FOOTNOTES:
[120] The Monte di Pietà e d’Abbondanza di Busseto is an institution founded primarily for the relief of the poor and secondarily to help poor children of promise to develop their talent for the sciences or fine arts.
[121] This does not sound like extravagant generosity on Merelli’s part, but it must be remembered that in those days it was customary for an unknown composer to bear the expense of having his operas produced. The score of Oberto was purchased by Giovanni Ricordi, founder of the publishing house of that name, for two thousand Austrian liri (about three hundred and fifty dollars).
[122] Nabucco is a common Italian abbreviation of Nabucodonosor.
[123] The part of Abigail in Nabucco was taken by Giuseppina Strepponi, one of the finest lyric tragédiennes of her day, who afterward became Verdi’s wife.
[124] The opera d’obbligo is the new work which an impresario is pledged to produce each season by virtue of his agreement with the municipality as lessee of a theatre.

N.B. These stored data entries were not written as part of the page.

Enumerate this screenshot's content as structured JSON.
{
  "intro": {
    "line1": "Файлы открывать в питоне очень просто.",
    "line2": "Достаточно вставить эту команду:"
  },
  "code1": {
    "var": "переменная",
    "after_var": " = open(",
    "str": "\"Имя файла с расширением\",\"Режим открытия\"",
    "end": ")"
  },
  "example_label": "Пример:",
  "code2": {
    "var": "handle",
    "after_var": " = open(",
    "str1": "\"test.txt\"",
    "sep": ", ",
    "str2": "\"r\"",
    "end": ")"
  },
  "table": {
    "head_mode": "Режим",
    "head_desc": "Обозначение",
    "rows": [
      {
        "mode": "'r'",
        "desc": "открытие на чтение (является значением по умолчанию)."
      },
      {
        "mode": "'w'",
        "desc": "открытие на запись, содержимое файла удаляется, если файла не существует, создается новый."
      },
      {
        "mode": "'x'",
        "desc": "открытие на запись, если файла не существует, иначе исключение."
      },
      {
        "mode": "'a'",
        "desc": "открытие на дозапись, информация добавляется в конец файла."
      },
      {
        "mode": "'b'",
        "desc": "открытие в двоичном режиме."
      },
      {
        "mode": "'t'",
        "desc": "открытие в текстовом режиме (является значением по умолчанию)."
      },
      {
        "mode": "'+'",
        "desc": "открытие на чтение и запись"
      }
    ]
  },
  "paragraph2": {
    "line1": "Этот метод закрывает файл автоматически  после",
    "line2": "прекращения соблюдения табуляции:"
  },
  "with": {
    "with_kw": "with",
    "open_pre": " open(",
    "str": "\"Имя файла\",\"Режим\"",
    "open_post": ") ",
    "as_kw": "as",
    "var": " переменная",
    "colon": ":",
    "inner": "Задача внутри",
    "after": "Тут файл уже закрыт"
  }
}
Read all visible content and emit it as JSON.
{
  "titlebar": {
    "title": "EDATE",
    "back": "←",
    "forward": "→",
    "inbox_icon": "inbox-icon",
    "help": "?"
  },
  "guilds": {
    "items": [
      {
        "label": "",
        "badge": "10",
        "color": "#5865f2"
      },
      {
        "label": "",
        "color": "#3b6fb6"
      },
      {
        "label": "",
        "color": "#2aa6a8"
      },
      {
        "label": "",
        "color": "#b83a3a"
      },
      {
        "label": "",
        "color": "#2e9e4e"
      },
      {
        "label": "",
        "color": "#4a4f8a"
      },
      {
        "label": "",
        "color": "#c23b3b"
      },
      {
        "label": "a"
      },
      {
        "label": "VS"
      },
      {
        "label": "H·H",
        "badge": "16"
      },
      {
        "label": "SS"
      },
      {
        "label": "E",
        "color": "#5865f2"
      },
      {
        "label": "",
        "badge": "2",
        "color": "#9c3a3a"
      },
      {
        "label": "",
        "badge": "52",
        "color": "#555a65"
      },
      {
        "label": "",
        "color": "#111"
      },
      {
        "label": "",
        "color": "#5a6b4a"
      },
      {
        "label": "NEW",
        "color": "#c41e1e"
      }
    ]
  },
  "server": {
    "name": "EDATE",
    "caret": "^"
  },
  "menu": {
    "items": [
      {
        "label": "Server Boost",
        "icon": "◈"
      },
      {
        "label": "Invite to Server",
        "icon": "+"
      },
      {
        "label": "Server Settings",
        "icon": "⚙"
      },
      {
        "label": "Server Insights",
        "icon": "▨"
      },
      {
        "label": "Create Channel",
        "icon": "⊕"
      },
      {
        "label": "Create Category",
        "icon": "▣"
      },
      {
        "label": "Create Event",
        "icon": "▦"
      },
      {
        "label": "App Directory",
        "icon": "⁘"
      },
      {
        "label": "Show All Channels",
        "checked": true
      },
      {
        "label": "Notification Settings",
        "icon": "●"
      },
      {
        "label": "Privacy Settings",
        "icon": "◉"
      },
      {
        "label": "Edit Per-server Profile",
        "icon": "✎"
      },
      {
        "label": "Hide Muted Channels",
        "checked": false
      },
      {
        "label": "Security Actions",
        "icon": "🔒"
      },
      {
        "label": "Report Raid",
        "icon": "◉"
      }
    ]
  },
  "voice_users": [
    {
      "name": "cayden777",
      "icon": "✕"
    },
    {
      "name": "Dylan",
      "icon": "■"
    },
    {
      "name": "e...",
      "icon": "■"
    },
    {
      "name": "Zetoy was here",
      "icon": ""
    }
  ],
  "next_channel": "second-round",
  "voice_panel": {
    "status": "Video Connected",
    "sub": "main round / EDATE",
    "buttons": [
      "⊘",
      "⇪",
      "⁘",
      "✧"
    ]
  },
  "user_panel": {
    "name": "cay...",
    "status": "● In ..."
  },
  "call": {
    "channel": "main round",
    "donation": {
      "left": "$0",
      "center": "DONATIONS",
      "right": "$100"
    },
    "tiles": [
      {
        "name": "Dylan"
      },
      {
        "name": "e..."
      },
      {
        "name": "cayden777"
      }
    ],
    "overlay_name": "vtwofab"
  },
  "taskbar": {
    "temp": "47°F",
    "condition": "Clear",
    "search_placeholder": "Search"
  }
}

[125] This ludicrous concession to archiepiscopal scruples recalls the production of Nabucco in London, where the title was changed to Nino, Rè d’Assyria, in deference to public sentiment—because, forsooth, Nabucco was a Biblical personage. One can fancy how the British public of that day would have received Salomé!
[126] Attila in its entirety was never given in Paris.
[127] For the sake of completeness we may mention here as the chronologically appropriate place Verdi’s L’Inno delle Nazione, written for the London International Exhibition of 1862 as part of an international musical patch-work in which Auber, Meyerbeer, and Sterndale Bennett also participated. L’Inno delle Nazione may be forgotten without damage to Verdi’s reputation.
[128] Contrary to a widespread impression Aïda was not written for the opening of the Khedival Opera House, that event having taken place in 1869. It may also be observed that the story of Aïda has no historical foundation, though it was written with an expert eye to historical and archæological verisimilitude.